Este sentimento é tão grande, que Malchut do Infinito restringe e decide que ela vai receber prazer do Criador só na similaridade de qualidades, só por causa da doação. Somente neste caso, ela vai sentir a oportunidade de receber. Enquanto a questão não é neutralizar a própria vergonha, pelo contrário, ela começa a valorizá-la. Uma vez que é graças ao sofrimento, que traz à tona, que ele pode agora fazer um cálculo diferente dirigido a doação recíproca com o Criador.
Vergonha não só simplesmente impede a recepção, nem  faz restrição do egoísmo de alguém para receber por causa da doação, evitar o sofrimento, mas permite-me chegar à verdadeira doação. E é por isso que eu valorizo a vergonha. Diz-se que este sentimento está preparado apenas para as almas elevadas. No mundo espiritual, é bom e benéfico experimentá-la porque a vergonha se torna um meio para ele, ajudando-o a perceber a necessidade de doação, para exigir a revelação do Criador. E então a questão não está no egoísmo e não mais na vergonha, como tal, é justamente por seus meios que posso realmente assimilar com o Criador e me tornar um doador. Deixe os fatores anteriores permanecer dentro de mim, o desejo de receber e a vergonha, mas apenas como condições necessárias acima da qual eu posso construir o relacionamento para com o Criador e avançar para a fusão com Ele.

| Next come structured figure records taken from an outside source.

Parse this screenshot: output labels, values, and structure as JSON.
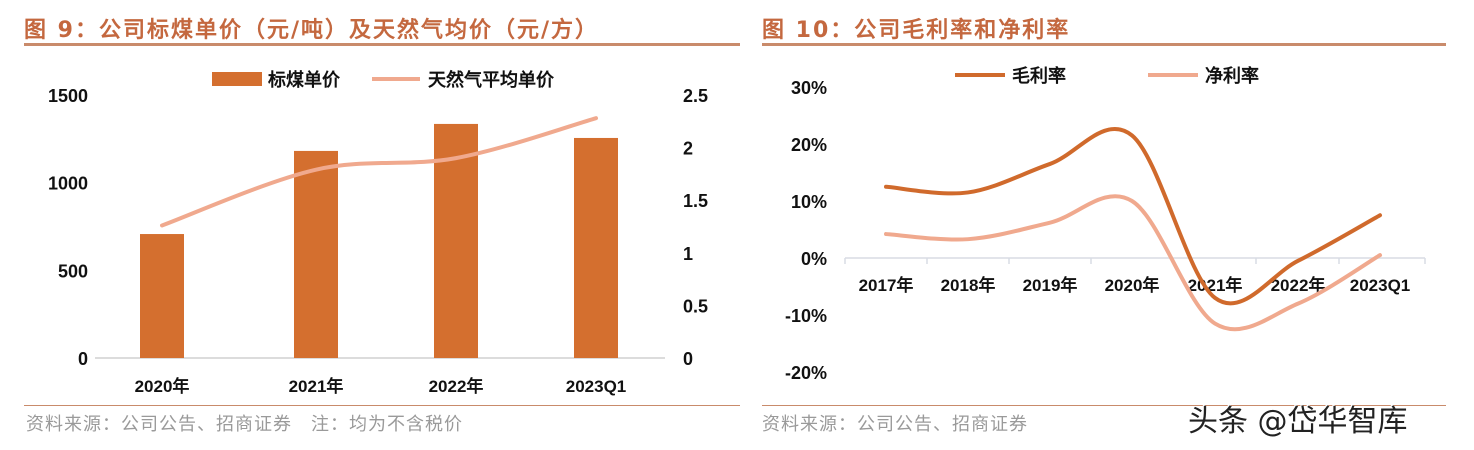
{
  "left": {
    "title": "图 9：公司标煤单价（元/吨）及天然气均价（元/方）",
    "source": "资料来源：公司公告、招商证券　注：均为不含税价"
  },
  "right": {
    "title": "图 10：公司毛利率和净利率",
    "source": "资料来源：公司公告、招商证券"
  },
  "watermark": "头条 @岱华智库",
  "colors": {
    "accent": "#C4683F",
    "bar": "#D46F2F",
    "line_light": "#F0A98E",
    "line_dark": "#D06A2C"
  },
  "chart_data": [
    {
      "type": "bar+line",
      "categories": [
        "2020年",
        "2021年",
        "2022年",
        "2023Q1"
      ],
      "series": [
        {
          "name": "标煤单价",
          "type": "bar",
          "axis": "left",
          "values": [
            707,
            1181,
            1335,
            1255
          ]
        },
        {
          "name": "天然气平均单价",
          "type": "line",
          "axis": "right",
          "values": [
            1.26,
            1.79,
            1.9,
            2.28
          ]
        }
      ],
      "ylim_left": [
        0,
        1500
      ],
      "yticks_left": [
        "0",
        "500",
        "1000",
        "1500"
      ],
      "ylim_right": [
        0,
        2.5
      ],
      "yticks_right": [
        "0",
        "0.5",
        "1",
        "1.5",
        "2",
        "2.5"
      ],
      "legend": "top",
      "grid": false
    },
    {
      "type": "line",
      "categories": [
        "2017年",
        "2018年",
        "2019年",
        "2020年",
        "2021年",
        "2022年",
        "2023Q1"
      ],
      "series": [
        {
          "name": "毛利率",
          "values": [
            12.5,
            11.5,
            16.5,
            21.5,
            -7.0,
            -0.5,
            7.5
          ]
        },
        {
          "name": "净利率",
          "values": [
            4.2,
            3.3,
            6.2,
            10.0,
            -11.5,
            -8.0,
            0.5
          ]
        }
      ],
      "ylim": [
        -20,
        30
      ],
      "yticks": [
        "-20%",
        "-10%",
        "0%",
        "10%",
        "20%",
        "30%"
      ],
      "legend": "top",
      "grid": false
    }
  ]
}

Vergonha desenvolve em conjunto com os desejos e os amplia, enriquecendo-os com uma multiplicidade de detalhes de percepção. Vemos isso até mesmo no nosso mundo, o Criador só criou o ponto inicial de desenvolvimento e tudo mais se desenvolveu graças ao vazio escancarado, a percepção da diferença entre a criação e o Criador.
A Torá nos diz que Adão experimentou um explosão do desejo egoísta, descrito como o surgimento de Hawa (Eva) ao lado dele. Ele se fundiu com este desejo, o que é chamado, provou da árvore do Conhecimento o que significa recebeu a realização e em seguida, percebeu-se como nu, estéril de sua roupa, e tornou-se envergonhado.
O Criador está mostrando um exemplo aqui. Ele criou a vestimenta para o Adão e Hawa e depois, como conseqüência, nos revestiu em todo o vestimento por nós mesmos. Sua raiz é a Luz Refletida. Se queremos, então podemos seguir seu exemplo e formar os nossos próprios curativos pessoais. E tudo isto não é feito simplesmente para não se envergonhar, mas para poder assimilar com o Criador e por meio deste, dar-Lhe prazer.
Nós raramente mencionamos o conceito de vergonha. Nas nossas fontes originais, encontra-se ocasionalmente. No entanto, na realidade, estamos sempre guiados por esse sentimento de separação entre o Criador e a criação. A vergonha é o “gatilho”, nesse ponto de início com o qual a criação é despertada para assimilar, mesclando, como no exemplo com o pobre e o rico.








Texto extraído de um workshop no Instituto Bnei Baruch 17/6/12.